Pectine HM
Stabilisant et émulsifiantComposition pour 100 g
- Eau
- 12,0 g
- Autres solides
- 88,0 g
- Total
- 100,0 g
Pouvoir sucrant et pouvoir antigel
Les deux sont exprimés pour 100 g d’ingrédient, en équivalent saccharose : le saccharose pur vaut 100 sur les deux échelles.
Relevés à la source, pas recalculés.
Tout ce qui n’est ni eau ni alcool. C’est ce que l’ingrédient apporte de matière à la glace.
D’où viennent ces chiffres
FAO/JECFA, monographie « Pectins » (INS 440), préparée à la 57e JECFA (2001), publiée dans FNP 52 Add 9 : perte à la dessiccation ≤ 12 % (105 °C, 2 h), acide galacturonique ≥ 65 % sur base sèche et sans cendres, insolubles totaux ≤ 3 %. https://www.fao.org/fileadmin/user_upload/jecfa_additives/docs/Monograph1/Additive-306.pdf. Valeur d’eau retenue : le plafond de la spécification. Entrée écrite pour la pectine pure : la même monographie précise que le produit du commerce est normalement dilué avec des sucres pour standardisation.

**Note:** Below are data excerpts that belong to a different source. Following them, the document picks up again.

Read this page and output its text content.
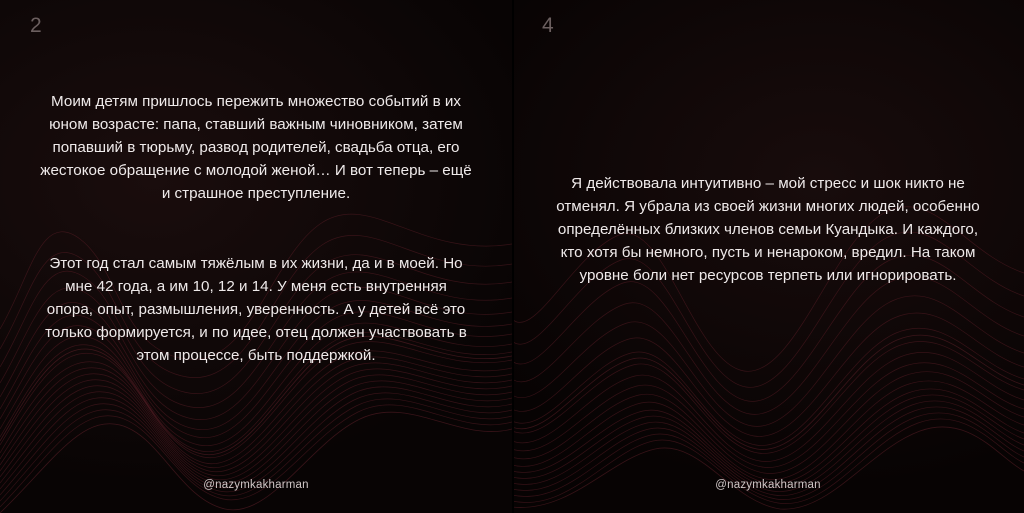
2
Моим детям пришлось пережить множество событий в их юном возрасте: папа, ставший важным чиновником, затем попавший в тюрьму, развод родителей, свадьба отца, его жестокое обращение с молодой женой… И вот теперь – ещё и страшное преступление.
Этот год стал самым тяжёлым в их жизни, да и в моей. Но мне 42 года, а им 10, 12 и 14. У меня есть внутренняя опора, опыт, размышления, уверенность. А у детей всё это только формируется, и по идее, отец должен участвовать в этом процессе, быть поддержкой.
@nazymkakharman
4
Я действовала интуитивно – мой стресс и шок никто не отменял. Я убрала из своей жизни многих людей, особенно определённых близких членов семьи Куандыка. И каждого, кто хотя бы немного, пусть и ненароком, вредил. На таком уровне боли нет ресурсов терпеть или игнорировать.
@nazymkakharman
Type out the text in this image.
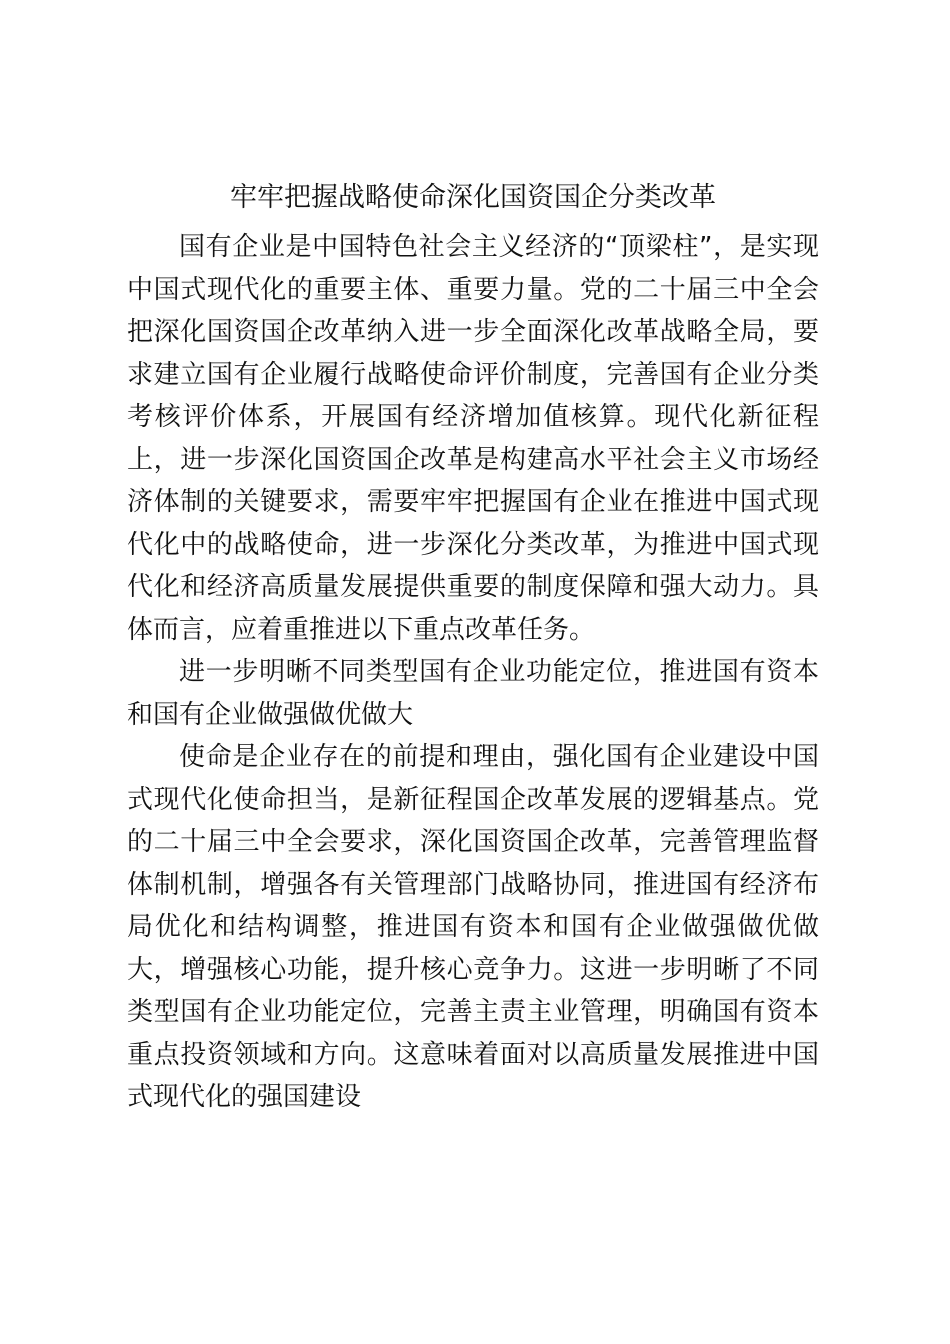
牢牢把握战略使命深化国资国企分类改革

国有企业是中国特色社会主义经济的“顶梁柱”，是实现中国式现代化的重要主体、重要力量。党的二十届三中全会把深化国资国企改革纳入进一步全面深化改革战略全局，要求建立国有企业履行战略使命评价制度，完善国有企业分类考核评价体系，开展国有经济增加值核算。现代化新征程上，进一步深化国资国企改革是构建高水平社会主义市场经济体制的关键要求，需要牢牢把握国有企业在推进中国式现代化中的战略使命，进一步深化分类改革，为推进中国式现代化和经济高质量发展提供重要的制度保障和强大动力。具体而言，应着重推进以下重点改革任务。

进一步明晰不同类型国有企业功能定位，推进国有资本和国有企业做强做优做大

使命是企业存在的前提和理由，强化国有企业建设中国式现代化使命担当，是新征程国企改革发展的逻辑基点。党的二十届三中全会要求，深化国资国企改革，完善管理监督体制机制，增强各有关管理部门战略协同，推进国有经济布局优化和结构调整，推进国有资本和国有企业做强做优做大，增强核心功能，提升核心竞争力。这进一步明晰了不同类型国有企业功能定位，完善主责主业管理，明确国有资本重点投资领域和方向。这意味着面对以高质量发展推进中国式现代化的强国建设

Pectine hautement estérifiée, la pectine jaune du confiseur : elle ne gélifie qu’au-dessus de 75 % d’extrait sec et à pH < 3,5, par ajout d’acide après cuisson, et le gel obtenu n’est pas thermoréversible (fiche Louis François, pectine jaune). Ces conditions ne sont jamais réunies dans un mix à glace : elle y lie l’eau et épaissit, elle n’y fait pas gel. C’est en pâte de fruits qu’elle donne sa mesure, à 1 à 2 % de la masse. Enveloppe de dosage en glace, faute de chiffre publié propre à la pectine : 0,15 à 0,35 % du mix (formules types de Goff). Piège de standardisation : une pectine du commerce porte du dextrose ou du saccharose ajouté pour caler sa force de gel — lire l’étiquette et porter ces sucres dans `sucres`, ils ne sont pas dans cette entrée. À prédisperser dans une part du sucre, sinon elle fait des grumeaux.
Dans nos recettes
Aucune recette publiée ne l’emploie pour l’instant. Il est disponible dans le configurateur.